Now, the Senate Foreign Relations Committee plans to reconsider the disabilities treaty, in what is sure to be another test for Republicans. Will they approve a treaty that would set global standards for the treatment of the almost 1 billion people living with some kind of disability? Or will they again follow the conservative faction that complained the treaty would allow the U.N. to overreach?

The Foreign Relations panel is scheduled to hold a two-part hearing on the treaty Tuesday at 2:30 p.m., with the first panel anchored by Sen. Kelly Ayotte, R-N.H. — one of eight Republicans who voted with Democrats the first time around — and Sen. Mark S. Kirk, R-Ill., a Naval reserve veteran who suffered a stroke in January 2012 and faces physical impediments as a result. In the second panel, Rep. Tammy Duckworth, D-Ill., a veteran who lost her legs in Iraq, and former Homeland Security Secretary Thomas Ridge, who now chairs the National Organization on Disability, are among the notable speakers.

Another former Senate Republican leader, Bill Frist, penned an op-ed Tuesday defending the treaty and challenging its detractors.

“As is often the case, a bit of politics and a bit of misinformation ruled the day,” Frist wrote in Reuters of the failed December 2012 vote. “Two larger political issues emerged. Republicans exhibited some squeamishness around the term ‘sexual and reproductive health’ in the treaty. While the term is undefined, there were rumblings that it could create a global right to abortion.

“The second issue was an impressive fear campaign launched by Michael Farris of the Home School Legal Defense Association to convince parents that the U.N. treaty would limit their ability to educate their disabled children at home,” Frist continued.

He goes on to say that the reproductive health language does not define services but rather ensures that disabled people are granted the same protections as others and that nothing in the treaty would override the Americans With Disabilities Act, on which the U.N. treaty is modeled.

With 55 Democrats and five Republicans who voted in favor for the treaty last time, supporters need to find a handful of GOP senators to break ranks and approve the treaty. Kirk would bring the whip count to 61 and Sen. Thad Cochran, R-Miss. — who switched his vote from “yes” to “no” during the 2012 vote when it appeared backers would not clear their threshold — also could be a “yes” this time.

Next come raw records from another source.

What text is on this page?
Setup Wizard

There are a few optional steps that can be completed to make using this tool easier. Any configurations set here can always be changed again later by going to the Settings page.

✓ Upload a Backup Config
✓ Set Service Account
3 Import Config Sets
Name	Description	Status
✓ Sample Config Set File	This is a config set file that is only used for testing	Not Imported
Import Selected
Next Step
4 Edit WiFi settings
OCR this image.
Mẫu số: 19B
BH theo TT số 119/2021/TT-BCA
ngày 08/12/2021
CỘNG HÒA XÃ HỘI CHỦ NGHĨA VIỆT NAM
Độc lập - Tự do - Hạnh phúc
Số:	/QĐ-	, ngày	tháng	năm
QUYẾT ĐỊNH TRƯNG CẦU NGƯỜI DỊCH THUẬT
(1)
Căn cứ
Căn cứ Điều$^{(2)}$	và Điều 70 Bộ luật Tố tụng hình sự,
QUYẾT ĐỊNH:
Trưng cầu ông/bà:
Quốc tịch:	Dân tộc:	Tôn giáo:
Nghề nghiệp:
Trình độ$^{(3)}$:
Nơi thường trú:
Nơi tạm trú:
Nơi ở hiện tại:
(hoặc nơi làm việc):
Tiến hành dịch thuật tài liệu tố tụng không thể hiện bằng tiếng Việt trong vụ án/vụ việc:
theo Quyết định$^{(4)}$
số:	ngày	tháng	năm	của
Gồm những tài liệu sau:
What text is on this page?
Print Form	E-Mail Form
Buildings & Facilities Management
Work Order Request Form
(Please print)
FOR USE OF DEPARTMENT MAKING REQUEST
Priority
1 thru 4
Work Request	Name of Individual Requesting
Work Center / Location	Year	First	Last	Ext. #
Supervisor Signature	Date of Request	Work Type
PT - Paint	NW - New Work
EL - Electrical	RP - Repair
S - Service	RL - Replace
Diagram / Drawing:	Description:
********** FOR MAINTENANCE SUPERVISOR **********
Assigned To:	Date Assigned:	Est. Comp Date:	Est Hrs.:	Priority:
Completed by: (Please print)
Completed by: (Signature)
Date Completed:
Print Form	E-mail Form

Look for Republicans Bob Corker and Lamar Alexander of Tennessee to be top targets for vote-switching, as Corker now is the ranking member on Foreign Relations. Other Republicans to watch might be Lindsey Graham of South Carolina (Ayotte and John McCain of Arizona both voted for the treaty in 2012), Dean Heller of Nevada, Rob Portman of Ohio and Jerry Moran of Kansas (whose late decision to cast a “no” vote in 2012 was viewed largely as the final move that collapsed its chances of passage).